Additionally, morphology analysis of a EBMW particle via SEM allowed one to observe a homogeneous rugged surface (photomicrographs c, d, and e in Figure 17), devoid of any fissures or crevices whatsoever. From observation of the photomicrographs in Figure 17, a highly uniform and compact matrix structure can be clearly observed, in clear agreement with results from X-ray tomography (Figure 16). These observations are very significant, since the phage particles were uniformly dispersed within the biopolymeric matrix, and the three-dimensionally reconstructed digital slices in Figure 16 allow the clear observation of the compactness of the formulation, with plenty of hydrophilic pores without air pockets (hydrophobic in nature, which could negatively impact phage viability).

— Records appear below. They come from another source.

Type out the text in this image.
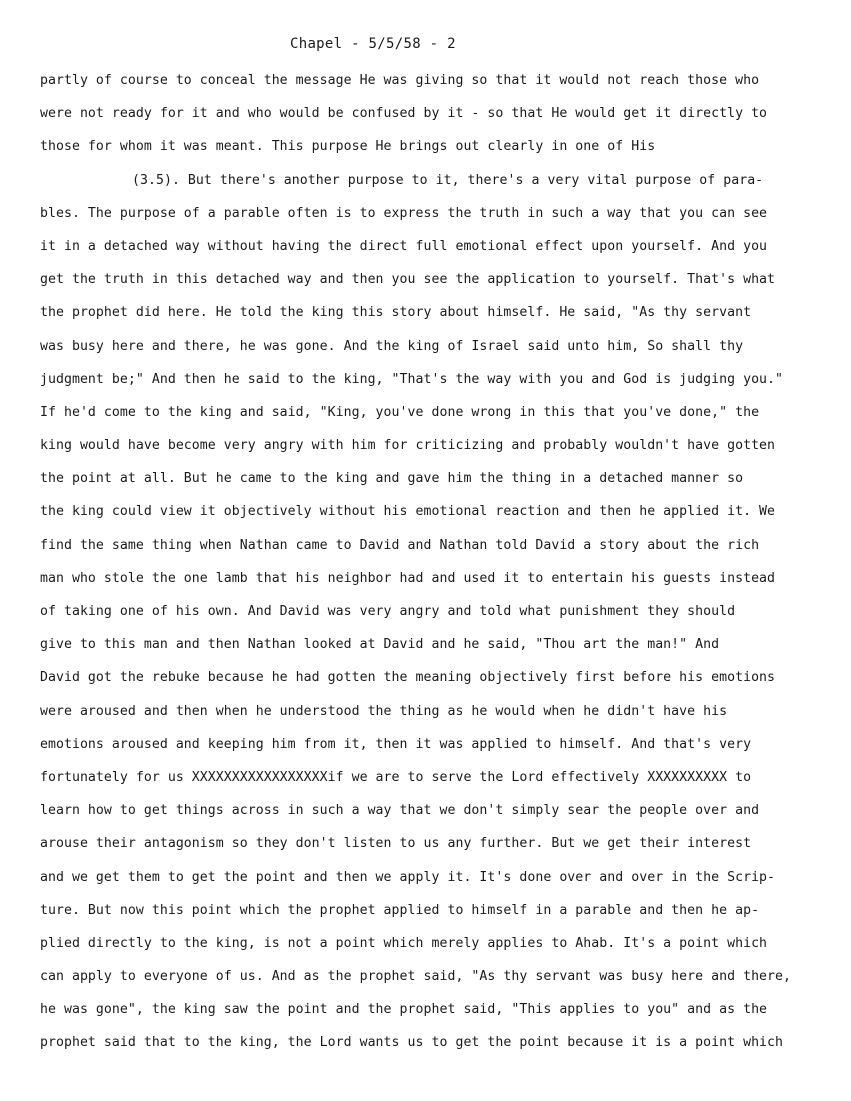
Chapel - 5/5/58 - 2
partly of course to conceal the message He was giving so that it would not reach those who
were not ready for it and who would be confused by it - so that He would get it directly to
those for whom it was meant. This purpose He brings out clearly in one of His
(3.5). But there's another purpose to it, there's a very vital purpose of para-
bles. The purpose of a parable often is to express the truth in such a way that you can see
it in a detached way without having the direct full emotional effect upon yourself. And you
get the truth in this detached way and then you see the application to yourself. That's what
the prophet did here. He told the king this story about himself. He said, "As thy servant
was busy here and there, he was gone. And the king of Israel said unto him, So shall thy
judgment be;" And then he said to the king, "That's the way with you and God is judging you."
If he'd come to the king and said, "King, you've done wrong in this that you've done," the
king would have become very angry with him for criticizing and probably wouldn't have gotten
the point at all. But he came to the king and gave him the thing in a detached manner so
the king could view it objectively without his emotional reaction and then he applied it. We
find the same thing when Nathan came to David and Nathan told David a story about the rich
man who stole the one lamb that his neighbor had and used it to entertain his guests instead
of taking one of his own. And David was very angry and told what punishment they should
give to this man and then Nathan looked at David and he said, "Thou art the man!" And
David got the rebuke because he had gotten the meaning objectively first before his emotions
were aroused and then when he understood the thing as he would when he didn't have his
emotions aroused and keeping him from it, then it was applied to himself. And that's very
fortunately for us XXXXXXXXXXXXXXXXXif we are to serve the Lord effectively XXXXXXXXXX to
learn how to get things across in such a way that we don't simply sear the people over and
arouse their antagonism so they don't listen to us any further. But we get their interest
and we get them to get the point and then we apply it. It's done over and over in the Scrip-
ture. But now this point which the prophet applied to himself in a parable and then he ap-
plied directly to the king, is not a point which merely applies to Ahab. It's a point which
can apply to everyone of us. And as the prophet said, "As thy servant was busy here and there,
he was gone", the king saw the point and the prophet said, "This applies to you" and as the
prophet said that to the king, the Lord wants us to get the point because it is a point which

The results described herein clearly suggest that the cocktail produced with the two newly isolated lytic phages, ph001L and ph001T, have the potential to be an effective surrogate to antibiotics in controlling Salmonella enterica. Yet, both phages could not fully restrain bacterial regrowth in vitro, neither separately nor as a cocktail. Hence, selecting more lytic phages for phage–bacteria inactivation assays should consider not only their efficacy but also their potential for developing phage-resistant bacterial mutants, which should circumvent and virtually obliterate the downside of bacterial-acquired resistance to phages.

5. Conclusions

The results of the present work suggest that phage treatment using phages ph001L and ph001T can be an effective alternative to control Salmonella enterica. However, both phages were not able to fully prevent bacterial regrowth, although the bacterial reduction levels were quite high when both phages were used as a cocktail, especially at MOI 1 and 10. It was also demonstrated that microencapsulation within a biopolymeric formulation is a viable method for fully stabilizing the virion particles, both from structural and functional points of view, if integration within poultry feed is sought as a means of controlling Salmonella enterica in poultry.